Abnormal patterns identified on electroencephalogram (EEG) are one of the primary diagnostic tests for epilepsy. However, epidemiological studies have established that both benign and epileptiform abnormalities (EAs) occur on the EEG of nonepileptic, seizure-free people as well. The reported rates of EAs in nonepileptic, seizure-free populations vary, and the true prevalence is unknown. The primary objective of this systematic review and meta-analysis was to estimate the overall prevalence of EAs in the EEG of people without a history of seizures. Secondary aims were to characterize (1) the cortical localization of focal abnormalities, (2) the proportion of findings that occurred during standard EEG stimulation protocols, and (3) the persistence and implications of abnormalities at follow-up. A comprehensive electronic search of six bibliographic databases was completed Embase, MEDLINE, PsycInfo, Cumulative Index of Nursing and Allied Health Literature, Cochrane Central Register for Controlled Trials, and Web of Science. No search date restrictions were applied. Overall effect size was calculated using a generalized linear mixed-effects model. Fifty-three studies, totaling 73 990 individuals, met our inclusion criteria. The overall point prevalence of EAs was 1.74% (95% confidence interval [CI] = 1.13-2.67).

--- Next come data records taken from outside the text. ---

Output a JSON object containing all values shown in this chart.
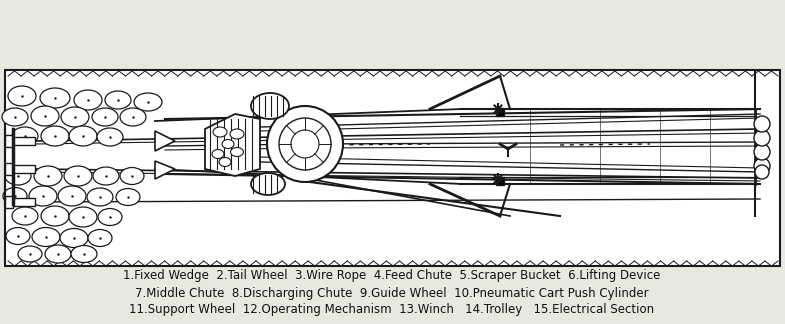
{
  "bg_color": "#e8e8e0",
  "diagram_bg": "#ffffff",
  "text_lines": [
    "1.Fixed Wedge  2.Tail Wheel  3.Wire Rope  4.Feed Chute  5.Scraper Bucket  6.Lifting Device",
    "7.Middle Chute  8.Discharging Chute  9.Guide Wheel  10.Pneumatic Cart Push Cylinder",
    "11.Support Wheel  12.Operating Mechanism  13.Winch   14.Trolley   15.Electrical Section"
  ],
  "text_fontsize": 8.5,
  "text_color": "#111111",
  "line_color": "#1a1a1a",
  "figure_width": 7.85,
  "figure_height": 3.24,
  "dpi": 100
}
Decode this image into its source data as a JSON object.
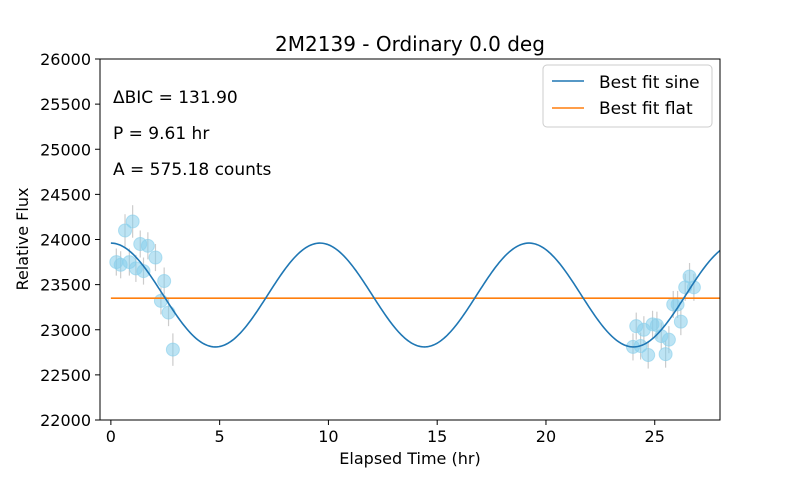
{
  "chart_data": {
    "type": "scatter",
    "title": "2M2139 - Ordinary 0.0 deg",
    "xlabel": "Elapsed Time (hr)",
    "ylabel": "Relative Flux",
    "xlim": [
      -0.5,
      28
    ],
    "ylim": [
      22000,
      26000
    ],
    "xticks": [
      0,
      5,
      10,
      15,
      20,
      25
    ],
    "xtick_labels": [
      "0",
      "5",
      "10",
      "15",
      "20",
      "25"
    ],
    "yticks": [
      22000,
      22500,
      23000,
      23500,
      24000,
      24500,
      25000,
      25500,
      26000
    ],
    "ytick_labels": [
      "22000",
      "22500",
      "23000",
      "23500",
      "24000",
      "24500",
      "25000",
      "25500",
      "26000"
    ],
    "annotations": [
      "ΔBIC = 131.90",
      "P = 9.61 hr",
      "A = 575.18 counts"
    ],
    "legend": {
      "position": "top-right",
      "entries": [
        "Best fit sine",
        "Best fit flat"
      ]
    },
    "series": [
      {
        "name": "Best fit sine",
        "kind": "line",
        "color": "#1f77b4",
        "period": 9.61,
        "amplitude": 575.18,
        "offset": 23385,
        "peak_time": 0.0
      },
      {
        "name": "Best fit flat",
        "kind": "line",
        "color": "#ff7f0e",
        "value": 23350
      },
      {
        "kind": "errorbar-scatter",
        "color": "#87ceeb",
        "error_color": "#cccccc",
        "points": [
          {
            "x": 0.25,
            "y": 23750,
            "err": 150
          },
          {
            "x": 0.45,
            "y": 23720,
            "err": 150
          },
          {
            "x": 0.65,
            "y": 24100,
            "err": 180
          },
          {
            "x": 0.85,
            "y": 23750,
            "err": 150
          },
          {
            "x": 1.0,
            "y": 24200,
            "err": 180
          },
          {
            "x": 1.15,
            "y": 23680,
            "err": 150
          },
          {
            "x": 1.35,
            "y": 23950,
            "err": 150
          },
          {
            "x": 1.5,
            "y": 23650,
            "err": 150
          },
          {
            "x": 1.7,
            "y": 23930,
            "err": 150
          },
          {
            "x": 2.05,
            "y": 23800,
            "err": 150
          },
          {
            "x": 2.3,
            "y": 23320,
            "err": 150
          },
          {
            "x": 2.45,
            "y": 23540,
            "err": 150
          },
          {
            "x": 2.65,
            "y": 23190,
            "err": 150
          },
          {
            "x": 2.85,
            "y": 22780,
            "err": 180
          },
          {
            "x": 24.0,
            "y": 22810,
            "err": 150
          },
          {
            "x": 24.15,
            "y": 23040,
            "err": 150
          },
          {
            "x": 24.35,
            "y": 22820,
            "err": 150
          },
          {
            "x": 24.5,
            "y": 23000,
            "err": 150
          },
          {
            "x": 24.7,
            "y": 22720,
            "err": 150
          },
          {
            "x": 24.9,
            "y": 23060,
            "err": 150
          },
          {
            "x": 25.1,
            "y": 23050,
            "err": 150
          },
          {
            "x": 25.3,
            "y": 22930,
            "err": 150
          },
          {
            "x": 25.5,
            "y": 22730,
            "err": 150
          },
          {
            "x": 25.65,
            "y": 22890,
            "err": 150
          },
          {
            "x": 25.85,
            "y": 23280,
            "err": 150
          },
          {
            "x": 26.05,
            "y": 23280,
            "err": 150
          },
          {
            "x": 26.2,
            "y": 23090,
            "err": 150
          },
          {
            "x": 26.4,
            "y": 23470,
            "err": 150
          },
          {
            "x": 26.6,
            "y": 23590,
            "err": 150
          },
          {
            "x": 26.8,
            "y": 23470,
            "err": 150
          }
        ]
      }
    ]
  }
}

Due to the risk of bias in the literature, especially from participant selection, we believe this to be an overestimate of the true prevalence. Prevalence of EAs was greater in children (2.45%, 95% CI = 1.41-4.21) and the elderly (5.96%, 95% CI = 1.39-22.13) compared with adults (.93%, 95% CI = .48-1.80). Reports of developing epilepsy after an EA-positive EEG were rare. The likelihood of subsequent positive findings on follow-up EEG may be as high as 50%. Our study has limitations in that males were overrepresented in the study samples, there is substantial heterogeneity among studies, and many studies provided insufficient detail about their exclusion criteria. Nonetheless, our estimates provide benchmark data for future studies examining EAs in clinical populations, particularly behavioral and psychiatric populations.